Göttinger Tageblatt
- Type: Daily local newspaper
- Owner(s): Madsack Publishing Group
- Editor: Uwe Graells-Thöne
- Founded: 1889
- Political alignment: Center
- Circulation: 24.001
- Website: Göttinger Tageblatt

= Göttinger Tageblatt =

German newspaper in Göttingen, Lower Saxony

The Göttinger Tageblatt is the single printed local daily newspaper to circulate in Göttingen in the south of the state of Lower Saxony in Germany. The coverage area of the paper includes the city of Göttingen, the surrounding county and the cities of Northeim and Osterode am Harz.

==Background==
It was founded in 1889. Since World War I it has become increasingly nationalist and it supported the Nazi movement even before it came to power in 1933. The Göttinger Tageblatt itself published a critical examination of this part of its history for the 125 years celebration:
- Göttinger Tageblatt during National Socialism

Since 1973 it is part of the Madsack publishing group from the capital city of the state of Lower Saxony, Hanover. National and statewide issues are taken from Madsack's Hanover daily Hannoversche Allgemeine Zeitung since then, while the editorial department of the Göttinger Tageblatt confines itself on local affairs only.

== Alternatives ==
Other sources of local news for the people of Göttingen are provided by the local Stadtradio Göttingen, the HNA, a newspaper based in Kassel with local editions for Northeim and Hann.
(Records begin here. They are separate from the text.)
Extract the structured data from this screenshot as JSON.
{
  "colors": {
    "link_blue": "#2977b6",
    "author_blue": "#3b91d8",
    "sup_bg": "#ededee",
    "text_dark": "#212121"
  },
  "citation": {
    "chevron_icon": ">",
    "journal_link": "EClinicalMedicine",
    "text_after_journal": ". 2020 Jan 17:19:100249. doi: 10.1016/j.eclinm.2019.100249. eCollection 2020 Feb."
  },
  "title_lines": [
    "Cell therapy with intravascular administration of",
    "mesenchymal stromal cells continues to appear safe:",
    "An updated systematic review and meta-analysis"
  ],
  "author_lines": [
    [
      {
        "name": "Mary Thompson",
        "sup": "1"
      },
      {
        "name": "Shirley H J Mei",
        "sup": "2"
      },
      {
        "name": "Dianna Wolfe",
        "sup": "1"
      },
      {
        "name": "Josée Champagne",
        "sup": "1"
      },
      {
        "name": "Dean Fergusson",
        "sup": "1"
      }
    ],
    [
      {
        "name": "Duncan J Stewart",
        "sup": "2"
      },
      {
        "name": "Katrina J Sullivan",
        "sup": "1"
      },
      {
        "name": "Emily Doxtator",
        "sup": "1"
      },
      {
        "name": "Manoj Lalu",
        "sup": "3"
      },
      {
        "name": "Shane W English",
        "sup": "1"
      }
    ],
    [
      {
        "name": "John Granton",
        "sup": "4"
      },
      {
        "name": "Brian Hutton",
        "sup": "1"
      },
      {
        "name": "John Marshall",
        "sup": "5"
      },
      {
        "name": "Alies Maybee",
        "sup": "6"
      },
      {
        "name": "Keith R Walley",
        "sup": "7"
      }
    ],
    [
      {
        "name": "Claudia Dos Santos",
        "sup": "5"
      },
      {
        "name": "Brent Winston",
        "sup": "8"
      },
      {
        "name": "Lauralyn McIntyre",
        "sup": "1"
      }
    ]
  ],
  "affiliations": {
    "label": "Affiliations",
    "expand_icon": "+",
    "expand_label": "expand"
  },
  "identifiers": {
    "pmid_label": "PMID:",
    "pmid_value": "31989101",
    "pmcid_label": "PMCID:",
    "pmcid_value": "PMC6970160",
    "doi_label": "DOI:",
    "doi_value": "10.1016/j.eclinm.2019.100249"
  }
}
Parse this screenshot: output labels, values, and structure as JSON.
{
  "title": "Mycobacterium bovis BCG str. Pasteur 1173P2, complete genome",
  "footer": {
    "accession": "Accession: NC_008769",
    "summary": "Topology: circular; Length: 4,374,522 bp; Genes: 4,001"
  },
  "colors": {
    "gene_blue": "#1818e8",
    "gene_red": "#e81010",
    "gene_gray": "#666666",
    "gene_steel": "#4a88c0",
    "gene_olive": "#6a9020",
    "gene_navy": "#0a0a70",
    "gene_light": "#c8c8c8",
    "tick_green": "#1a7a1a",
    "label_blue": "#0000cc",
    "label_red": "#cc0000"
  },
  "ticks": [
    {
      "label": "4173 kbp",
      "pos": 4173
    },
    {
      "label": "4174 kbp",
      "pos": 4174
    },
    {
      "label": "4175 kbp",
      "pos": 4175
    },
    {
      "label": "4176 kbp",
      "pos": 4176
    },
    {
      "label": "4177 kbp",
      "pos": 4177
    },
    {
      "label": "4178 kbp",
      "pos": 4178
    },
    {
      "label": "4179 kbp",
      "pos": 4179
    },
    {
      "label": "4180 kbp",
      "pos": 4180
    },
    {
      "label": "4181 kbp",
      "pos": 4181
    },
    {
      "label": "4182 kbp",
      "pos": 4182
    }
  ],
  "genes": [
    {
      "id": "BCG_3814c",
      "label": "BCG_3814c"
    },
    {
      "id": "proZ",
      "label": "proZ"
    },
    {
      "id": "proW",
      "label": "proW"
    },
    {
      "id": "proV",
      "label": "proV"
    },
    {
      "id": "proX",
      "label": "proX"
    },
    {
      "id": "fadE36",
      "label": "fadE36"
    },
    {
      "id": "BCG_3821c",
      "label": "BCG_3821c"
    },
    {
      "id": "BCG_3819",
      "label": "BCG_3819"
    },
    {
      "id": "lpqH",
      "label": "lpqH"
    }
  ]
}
Münden, and the regional newscasts of the radio stations NDR 1, Hitradio Antenne Niedersachsen and FFN radio:
- local news from HNA regional newspaper
- local news from Stadtradio Göttingen

There have also been efforts towards establishing local periodicals as alternative local news sources in the past years, but until now they all failed because of lack of revenue and because of onesided left wing and alternative editorial alignments so that these papers haven't been able to reach sufficient acceptance and therefore circulations.

The local radio station, Stadradio Göttingen, has been established in 1997. It is indirectly founded by the state of Lower Saxony. It broadcasts local news bulletins several times a day but its audience is quite low due to a considerable lack of professionalism.

For many years the Göttinger Presse was a rival newspaper to the Tageblatt, and didn't suffer from the Tageblatt's Nazi association, but it ceased publication sometime in the 1950s (precise reference needed!).